2001’de “Sincan Sınıfı” adı altında bir uygulama başlatıldığını kaydeden Yalçın, “Müslüman Uygur çocuklarını ailelerin elinden alarak, Çin’in iç bölgelerindeki yatılı okullara götürdüler. 2003 yılında Doğu Türkistan’daki bütün okullarda Uygurca yasaklandı. O tarihe kadar eğitimini Uygurca yapanların diplomaları elinden alındı. Mühendis, doktor, profesör, öğretmen bütün akademik kadro bir günde ‘vasıfsız işçi’ yapıldı. Çin’in Doğu Türkistan’da tek orijinal ürünü işkencedir, zulümdür. Bu yönüyle ‘Çin işkencesi’ tabirinin bugünkü somut karşılığı Doğu Türkistan’da her gün değil, her an yaşanıyor. Çin sadece yaşayanları öldürmüyor, doğacak olanların da hayata gelmesine engel oluyor. Nüfus planlaması altında anne karnındaki dokuz aylık bebeği sezaryenle alıp katleden Çin hükûmeti, terör söylemleriyle oluşturduğu sahnede İslam medeniyetinin kadim bölgelerinden biri olan Doğu Türkistan’ı insansızlaştırmaya ve Müslümansızlaştırmaya hunharca devam ediyor. Kur’an okumanın terör eğitimi, namaz kılmanın terör eylemi ve oruç tutmanın devlete başkaldırı olarak ilan edildiği Doğu Türkistan fotoğrafı Çin’in bu yüzyıla hediye ettiği utanç tablosudur” diye konuştu.
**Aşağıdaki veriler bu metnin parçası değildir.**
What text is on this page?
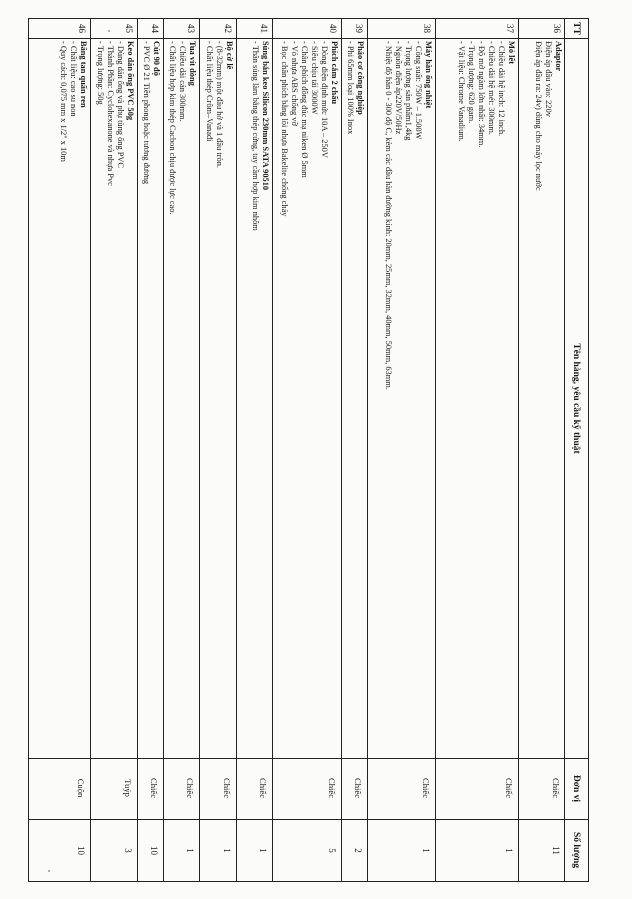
TT
Tên hàng, yêu cầu kỹ thuật
Đơn vị
Số lượng
36
Adaptor
Điện áp đầu vào: 220v
Điện áp đầu ra: 24v) dùng cho máy lọc nước
Chiếc
11
37
Mỏ lết
- Chiều dài hệ inch: 12 inch.
- Chiều dài hệ mét: 300mm.
- Độ mở ngàm lớn nhất: 34mm.
- Trọng lượng: 620 gam.
- Vật liệu: Chrome Vanadium.
Chiếc
1
38
Máy hàn ống nhiệt
- Công suất: 750W – 1.500W
- Trọng lượng sản phẩm1,4kg
- Nguồn điện áp220V/50Hz
- Nhiệt độ hàn 0 - 300 độ C, kèm các đầu hàn đường kính: 20mm, 25mm, 32mm, 40mm, 50mm, 63mm.
Chiếc
1
39
Pháo cơ công nghiệp
- Phi 65mm loại 100% Inox
Chiếc
2
40
Phích cắm 2 chấu
- Dòng điện định mức 10A – 250V
- Siêu chịu tải 3000W
- Chân phích đồng đúc mạ niken Ø 5mm
- Vỏ nhựa ABS chống vỡ
- Bọc chân phích bằng lõi nhựa Bakelite chống cháy
Chiếc
5
41
Súng bắn keo Silicon 230mm SATA 90510
- Thân súng làm bằng thép cứng, tay cầm hợp kim nhôm
Chiếc
1
42
Bộ cờ lê
- (8-32mm) một đầu hở và 1 đầu tròn.
- Chất liệu thép Crôm–Vanađi
Chiếc
1
43
Tua vít dòng
- Chiều dài cán 300mm.
- Chất liệu hợp kim thép Cacbon chịu được lực cao.
Chiếc
1
44
Cút 90 độ
- PVC Ø 21 Tiền phong hoặc tương đương
Chiếc
10
45
Keo dán ống PVC 50g
- Dùng dán ống và phụ tùng ống PVC
- Thành Phần: Cyclohexanone và nhựa Pvc
- Trọng lượng: 50g
Tuýp
3
46
Băng tan quấn ren
- Chất liệu: cao su non
- Quy cách: 0,075 mm x 1/2" x 10m
Cuộn
10
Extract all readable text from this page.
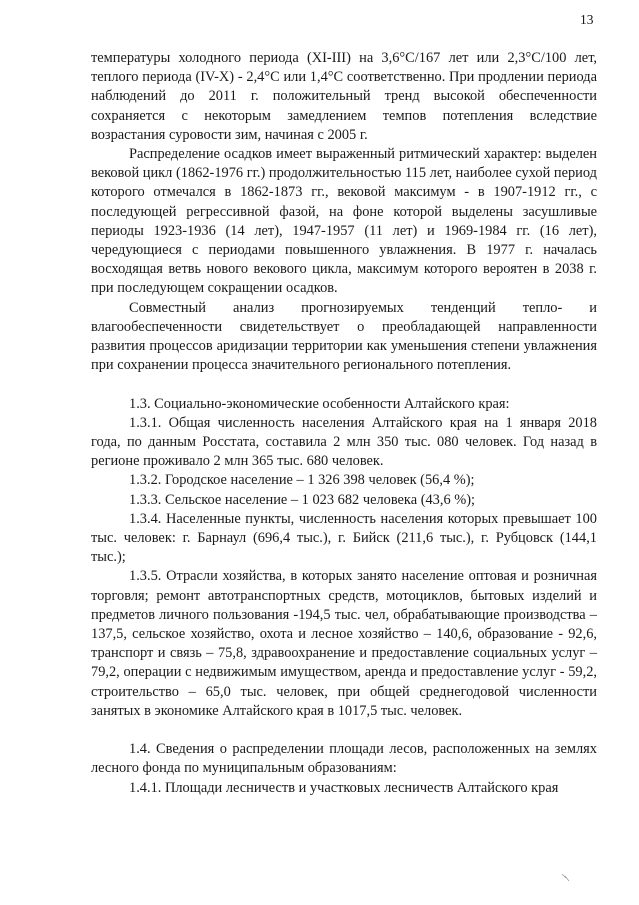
13

температуры холодного периода (XI-III) на 3,6°C/167 лет или 2,3°C/100 лет, теплого периода (IV-X) - 2,4°C или 1,4°C соответственно. При продлении периода наблюдений до 2011 г. положительный тренд высокой обеспеченности сохраняется с некоторым замедлением темпов потепления вследствие возрастания суровости зим, начиная с 2005 г.

Распределение осадков имеет выраженный ритмический характер: выделен вековой цикл (1862-1976 гг.) продолжительностью 115 лет, наиболее сухой период которого отмечался в 1862-1873 гг., вековой максимум - в 1907-1912 гг., с последующей регрессивной фазой, на фоне которой выделены засушливые периоды 1923-1936 (14 лет), 1947-1957 (11 лет) и 1969-1984 гг. (16 лет), чередующиеся с периодами повышенного увлажнения. В 1977 г. началась восходящая ветвь нового векового цикла, максимум которого вероятен в 2038 г. при последующем сокращении осадков.

Совместный анализ прогнозируемых тенденций тепло- и влагообеспеченности свидетельствует о преобладающей направленности развития процессов аридизации территории как уменьшения степени увлажнения при сохранении процесса значительного регионального потепления.

1.3. Социально-экономические особенности Алтайского края:

1.3.1. Общая численность населения Алтайского края на 1 января 2018 года, по данным Росстата, составила 2 млн 350 тыс. 080 человек. Год назад в регионе проживало 2 млн 365 тыс. 680 человек.

1.3.2. Городское население – 1 326 398 человек (56,4 %);

1.3.3. Сельское население – 1 023 682 человека (43,6 %);

1.3.4. Населенные пункты, численность населения которых превышает 100 тыс. человек: г. Барнаул (696,4 тыс.), г. Бийск (211,6 тыс.), г. Рубцовск (144,1 тыс.);

1.3.5. Отрасли хозяйства, в которых занято население оптовая и розничная торговля; ремонт автотранспортных средств, мотоциклов, бытовых изделий и предметов личного пользования -194,5 тыс. чел, обрабатывающие производства – 137,5, сельское хозяйство, охота и лесное хозяйство – 140,6, образование - 92,6, транспорт и связь – 75,8, здравоохранение и предоставление социальных услуг – 79,2, операции с недвижимым имуществом, аренда и предоставление услуг - 59,2, строительство – 65,0 тыс. человек, при общей среднегодовой численности занятых в экономике Алтайского края в 1017,5 тыс. человек.

1.4. Сведения о распределении площади лесов, расположенных на землях лесного фонда по муниципальным образованиям:

1.4.1. Площади лесничеств и участковых лесничеств Алтайского края
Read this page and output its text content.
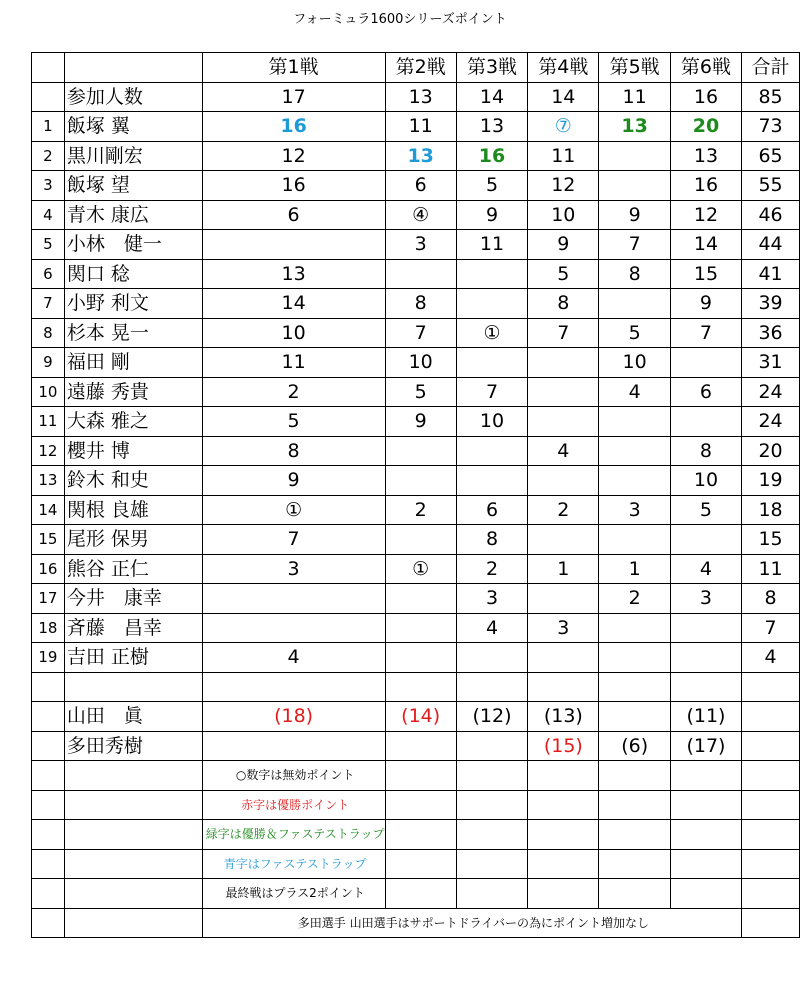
フォーミュラ1600シリーズポイント
		第1戦	第2戦	第3戦	第4戦	第5戦	第6戦	合計
	参加人数	17	13	14	14	11	16	85
1	飯塚 翼	16	11	13	⑦	13	20	73
2	黒川剛宏	12	13	16	11		13	65
3	飯塚 望	16	6	5	12		16	55
4	青木 康広	6	④	9	10	9	12	46
5	小林　健一		3	11	9	7	14	44
6	関口 稔	13			5	8	15	41
7	小野 利文	14	8		8		9	39
8	杉本 晃一	10	7	①	7	5	7	36
9	福田 剛	11	10			10		31
10	遠藤 秀貴	2	5	7		4	6	24
11	大森 雅之	5	9	10				24
12	櫻井 博	8			4		8	20
13	鈴木 和史	9					10	19
14	関根 良雄	①	2	6	2	3	5	18
15	尾形 保男	7		8				15
16	熊谷 正仁	3	①	2	1	1	4	11
17	今井　康幸			3		2	3	8
18	斉藤　昌幸			4	3			7
19	吉田 正樹	4						4

	山田　眞	(18)	(14)	(12)	(13)		(11)	
	多田秀樹				(15)	(6)	(17)	
		○数字は無効ポイント						
		赤字は優勝ポイント						
		緑字は優勝＆ファステストラップ						
		青字はファステストラップ						
		最終戦はプラス2ポイント						
		多田選手 山田選手はサポートドライバーの為にポイント増加なし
Ayağa kalksın insanlık, kurtulsun Doğu Türkistan

 

Doğu Türkistanlıların anlattıklarının tüyler ürpertici olduğunu dile getiren Ali Yalçın, sözlerini şöyle tamamladı: “Çin hükûmeti, kendi politikalarını meşrulaştırmak için El-Kaide, DAİŞ söylemlerinin arkasına gizlense de mızrak artık çuvala sığmıyor. Buradan Memur-Sen ailesi adına Çin hükûmetine seslenmek istiyorum. Doğu Türkistan, İslam medeniyetinin kadim bölgelerinden biridir. Hangi politikaları uygularsanız uygulayın, hangi söylemin arkasına gizlenirseniz gizlenin,  Doğu Türkistan’dan ilk Müslüman Türk Hakanı Satuk Buğra Han’ı, Dîvânü Lugati’t-Türk adlı eseri yazan ilk Türk dil bilgini Kaşgarlı Mahmud’u, Kutadgu Bilig adlı eserin sahibi şair, yazar ve devlet adamı Yusuf Has Hacib’i silemezsiniz. Biz insanlığın vicdan sesi olarak Doğu Türkistan’ın yanında, Çin’in ve zulmünün karşısındayız. Bizler, insanlık ailesinin onurlu fertleri ve özgürlük sesleri olarak, soykırıma sessiz kalmayacağız, Çin’e karşı ses vermekten geri durmayacağız. Bizler, medeniyetimizin değerlerine yüklenen adil insanlar olarak, Doğu Türkistan adaletle, kardeşlerimiz özgürlükle buluşana kadar susmayacağız. Yaşasın Doğu Türkistan, Kahrolsun Çin Zulmü! Ayağa kalksın insanlık, kurtulsun Doğu Türkistan! Biz inanıyoruz ki, insanlığın onur ve özgürlük savaşı karşısında ne Çin ne de Çin seddi dayanır.”